2. Long baseline navigation
Long baseline navigation systems typically include several floating buoys, with acoustic positioning sensors onboard. The acoustic positioning sensors use sound waves to allow the AUV to estimate its distance from the buoy. When a minimum of three of these buoys are used together in an area, the AUV can triangulate its position underwater. These types of systems can be very accurate; the downside is that they require the AUV operators to deploy and anchor these buoys before a mission can begin. They do not allow the AUV to operate in an environment on its own.
3. Inertial navigation system
An inertial navigation system (INS) measures the motion or acceleration of the AUV in three axes: up/down, left/right, and forward/backward. An INS provides the AUV with precise, short-term navigation, and some can even sense the rotation of the earth. Although INS has been used widely in aviation and surface ship communities for many years, the system has only recently been miniaturized for AUV use. INS on aircraft and boats relies on position inputs from global positioning system (GPS) satellites in orbit. However, just as GPS signals are lost when a car enters a tunnel, AUVs lose GPS reception as soon as their antennae submerge. Therefore, GPS is only available to help with the INS when the AUV is on the surface.
4. Doppler velocity logger
The most important system that has been developed to aid the INS is the Doppler velocity logger (DVL). The DVL is a sonar used to measure both speed and height above the bottom, and relies on the Doppler effect, the same basic principle police use to determine the speed of a car with a radar gun.

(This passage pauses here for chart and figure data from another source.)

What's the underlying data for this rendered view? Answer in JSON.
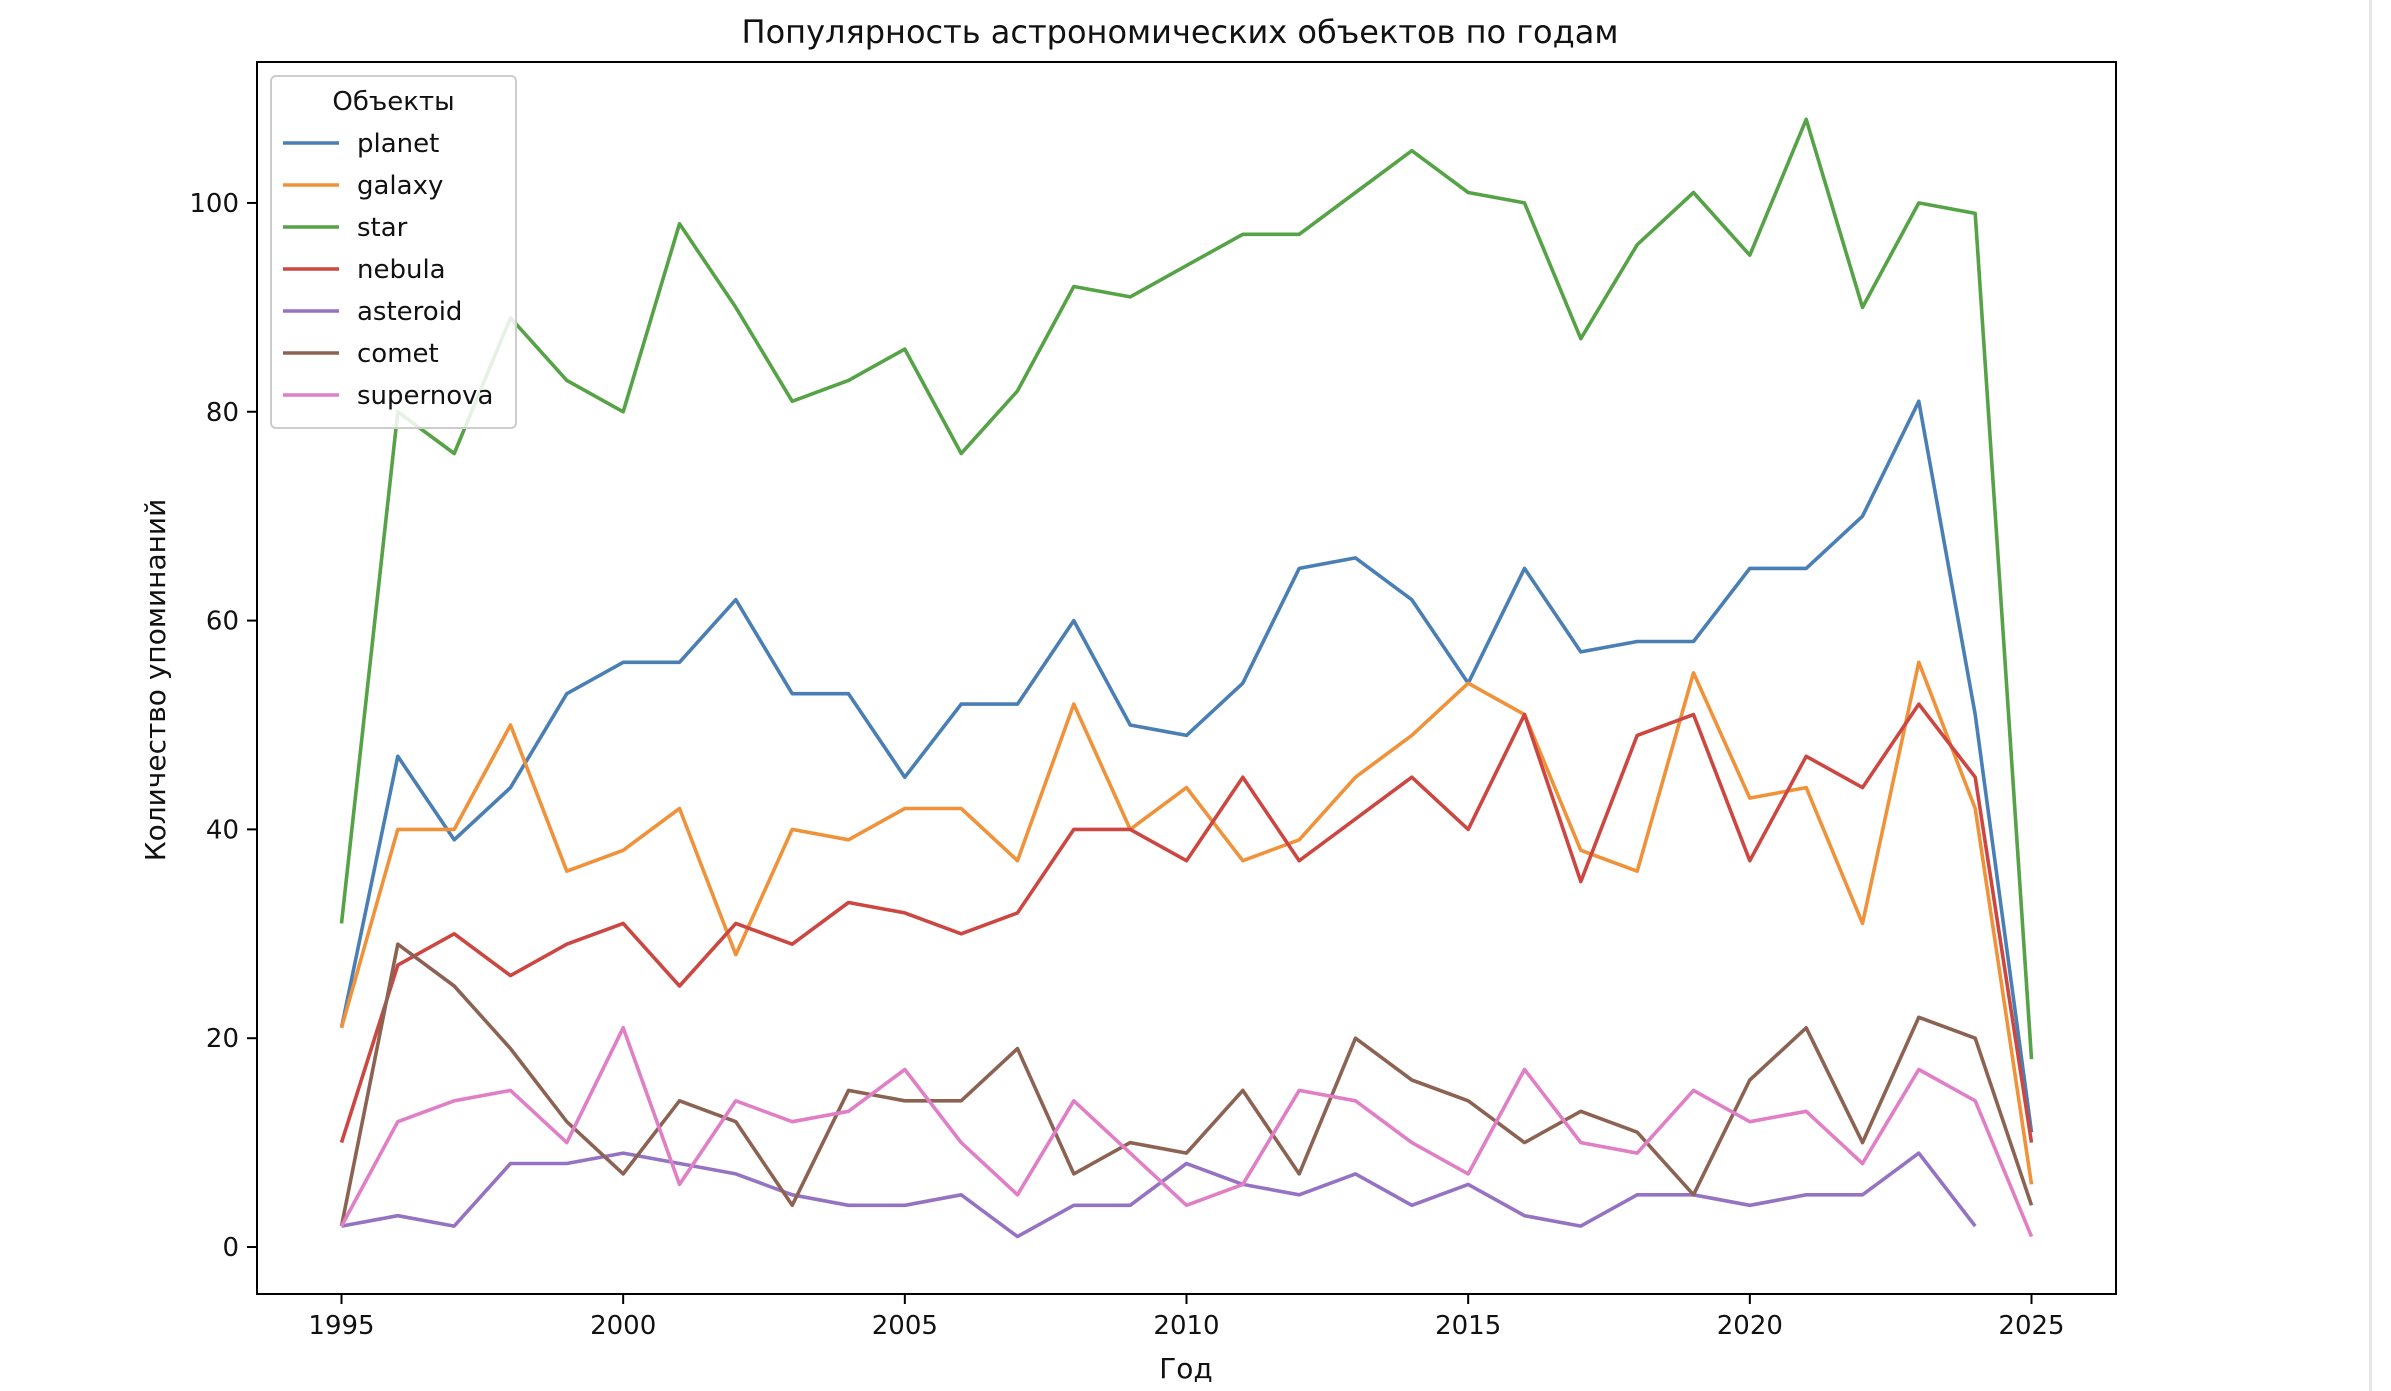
{
  "chart_data": {
    "type": "line",
    "title": "Популярность астрономических объектов по годам",
    "xlabel": "Год",
    "ylabel": "Количество упоминаний",
    "xlim": [
      1993.5,
      2026.5
    ],
    "ylim": [
      -4.5,
      113.5
    ],
    "xticks": [
      1995,
      2000,
      2005,
      2010,
      2015,
      2020,
      2025
    ],
    "yticks": [
      0,
      20,
      40,
      60,
      80,
      100
    ],
    "grid": false,
    "legend": {
      "title": "Объекты",
      "position": "top-left"
    },
    "x": [
      1995,
      1996,
      1997,
      1998,
      1999,
      2000,
      2001,
      2002,
      2003,
      2004,
      2005,
      2006,
      2007,
      2008,
      2009,
      2010,
      2011,
      2012,
      2013,
      2014,
      2015,
      2016,
      2017,
      2018,
      2019,
      2020,
      2021,
      2022,
      2023,
      2024,
      2025
    ],
    "series": [
      {
        "name": "planet",
        "color": "#4a7fb5",
        "values": [
          21,
          47,
          39,
          44,
          53,
          56,
          56,
          62,
          53,
          53,
          45,
          52,
          52,
          60,
          50,
          49,
          54,
          65,
          66,
          62,
          54,
          65,
          57,
          58,
          58,
          65,
          65,
          70,
          81,
          51,
          11
        ]
      },
      {
        "name": "galaxy",
        "color": "#f0923a",
        "values": [
          21,
          40,
          40,
          50,
          36,
          38,
          42,
          28,
          40,
          39,
          42,
          42,
          37,
          52,
          40,
          44,
          37,
          39,
          45,
          49,
          54,
          51,
          38,
          36,
          55,
          43,
          44,
          31,
          56,
          42,
          6
        ]
      },
      {
        "name": "star",
        "color": "#55a346",
        "values": [
          31,
          80,
          76,
          89,
          83,
          80,
          98,
          90,
          81,
          83,
          86,
          76,
          82,
          92,
          91,
          94,
          97,
          97,
          101,
          105,
          101,
          100,
          87,
          96,
          101,
          95,
          108,
          90,
          100,
          99,
          18
        ]
      },
      {
        "name": "nebula",
        "color": "#cc4742",
        "values": [
          10,
          27,
          30,
          26,
          29,
          31,
          25,
          31,
          29,
          33,
          32,
          30,
          32,
          40,
          40,
          37,
          45,
          37,
          41,
          45,
          40,
          51,
          35,
          49,
          51,
          37,
          47,
          44,
          52,
          45,
          10
        ]
      },
      {
        "name": "asteroid",
        "color": "#9673c2",
        "values": [
          2,
          3,
          2,
          8,
          8,
          9,
          8,
          7,
          5,
          4,
          4,
          5,
          1,
          4,
          4,
          8,
          6,
          5,
          7,
          4,
          6,
          3,
          2,
          5,
          5,
          4,
          5,
          5,
          9,
          2,
          null
        ]
      },
      {
        "name": "comet",
        "color": "#8c6353",
        "values": [
          2,
          29,
          25,
          19,
          12,
          7,
          14,
          12,
          4,
          15,
          14,
          14,
          19,
          7,
          10,
          9,
          15,
          7,
          20,
          16,
          14,
          10,
          13,
          11,
          5,
          16,
          21,
          10,
          22,
          20,
          4
        ]
      },
      {
        "name": "supernova",
        "color": "#e07fc6",
        "values": [
          2,
          12,
          14,
          15,
          10,
          21,
          6,
          14,
          12,
          13,
          17,
          10,
          5,
          14,
          9,
          4,
          6,
          15,
          14,
          10,
          7,
          17,
          10,
          9,
          15,
          12,
          13,
          8,
          17,
          14,
          1
        ]
      }
    ]
  }
}
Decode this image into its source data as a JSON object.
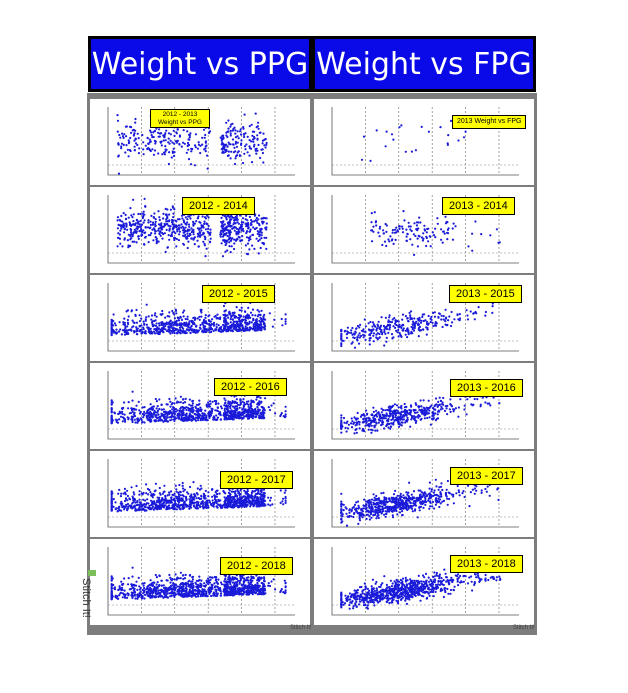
{
  "headers": {
    "left": "Weight vs PPG",
    "right": "Weight vs FPG"
  },
  "watermarks": {
    "vertical": "Stitch It!",
    "small_left": "Stitch It!",
    "small_right": "Stitch It!"
  },
  "colors": {
    "header_bg": "#0a0ae8",
    "label_bg": "#ffff00",
    "point": "#1a1ad9",
    "column_frame": "#7d7d7d"
  },
  "chart_data": [
    {
      "type": "scatter",
      "column": "Weight vs PPG",
      "title": "2012 - 2013 Weight vs PPG",
      "n_points": 360,
      "x_range": [
        172,
        192
      ],
      "y_range": [
        85,
        195
      ],
      "spread": "even",
      "series": [
        {
          "name": "PPG",
          "density": "medium"
        }
      ]
    },
    {
      "type": "scatter",
      "column": "Weight vs PPG",
      "title": "2012 - 2014",
      "n_points": 700,
      "x_range": [
        172,
        192
      ],
      "y_range": [
        85,
        195
      ],
      "spread": "even",
      "series": [
        {
          "name": "PPG",
          "density": "high"
        }
      ]
    },
    {
      "type": "scatter",
      "column": "Weight vs PPG",
      "title": "2012 - 2015",
      "n_points": 800,
      "x_range": [
        167,
        193
      ],
      "y_range": [
        85,
        205
      ],
      "spread": "low",
      "series": [
        {
          "name": "PPG",
          "density": "high"
        }
      ]
    },
    {
      "type": "scatter",
      "column": "Weight vs PPG",
      "title": "2012 - 2016",
      "n_points": 900,
      "x_range": [
        167,
        193
      ],
      "y_range": [
        85,
        205
      ],
      "spread": "low",
      "series": [
        {
          "name": "PPG",
          "density": "high"
        }
      ]
    },
    {
      "type": "scatter",
      "column": "Weight vs PPG",
      "title": "2012 - 2017",
      "n_points": 1000,
      "x_range": [
        166,
        194
      ],
      "y_range": [
        85,
        205
      ],
      "spread": "low",
      "series": [
        {
          "name": "PPG",
          "density": "high"
        }
      ]
    },
    {
      "type": "scatter",
      "column": "Weight vs PPG",
      "title": "2012 - 2018",
      "n_points": 1100,
      "x_range": [
        166,
        194
      ],
      "y_range": [
        85,
        205
      ],
      "spread": "low",
      "series": [
        {
          "name": "PPG",
          "density": "high"
        }
      ]
    },
    {
      "type": "scatter",
      "column": "Weight vs FPG",
      "title": "2013 Weight vs FPG",
      "n_points": 25,
      "x_range": [
        175,
        195
      ],
      "y_range": [
        80,
        180
      ],
      "spread": "sparse",
      "series": [
        {
          "name": "FPG",
          "density": "low"
        }
      ]
    },
    {
      "type": "scatter",
      "column": "Weight vs FPG",
      "title": "2013 - 2014",
      "n_points": 130,
      "x_range": [
        173,
        195
      ],
      "y_range": [
        80,
        180
      ],
      "spread": "cluster",
      "series": [
        {
          "name": "FPG",
          "density": "medium"
        }
      ]
    },
    {
      "type": "scatter",
      "column": "Weight vs FPG",
      "title": "2013 - 2015",
      "n_points": 320,
      "x_range": [
        168,
        195
      ],
      "y_range": [
        80,
        190
      ],
      "spread": "rising",
      "series": [
        {
          "name": "FPG",
          "density": "medium"
        }
      ]
    },
    {
      "type": "scatter",
      "column": "Weight vs FPG",
      "title": "2013 - 2016",
      "n_points": 480,
      "x_range": [
        168,
        195
      ],
      "y_range": [
        80,
        190
      ],
      "spread": "rising",
      "series": [
        {
          "name": "FPG",
          "density": "high"
        }
      ]
    },
    {
      "type": "scatter",
      "column": "Weight vs FPG",
      "title": "2013 - 2017",
      "n_points": 620,
      "x_range": [
        168,
        195
      ],
      "y_range": [
        80,
        190
      ],
      "spread": "rising",
      "series": [
        {
          "name": "FPG",
          "density": "high"
        }
      ]
    },
    {
      "type": "scatter",
      "column": "Weight vs FPG",
      "title": "2013 - 2018",
      "n_points": 760,
      "x_range": [
        168,
        195
      ],
      "y_range": [
        80,
        190
      ],
      "spread": "rising",
      "series": [
        {
          "name": "FPG",
          "density": "high"
        }
      ]
    }
  ]
}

On an AUV, the DVL uses four acoustic beams to send sound pulses towards the sea floor, and listens for their echo. The DVL calculates the vehicle’s height above the bottom, based on how long it takes for the echo to return, and calculates the speed through the water based on a measurement of the Doppler frequency shift of the waves returning to the DVL.
The Doppler shift is, basically, the compression or expansion of sound waves. For instance, as an ambulance is speeding toward you with its siren on, its sound seems high in pitch. This is because the sound waves emitted by the siren are traveling at the speed of sound, plus the speed of the ambulance — an addition that ends up compressing the sound wave, making it seem higher in frequency than it really is. As the train passes, it appears to lower in frequency, as the speed of the train and the speed of sound work against each other, stretching the sound waves. The DVL senses how much the returning sound waves have stretched, and based on this calculation, determines how fast the AUV is moving.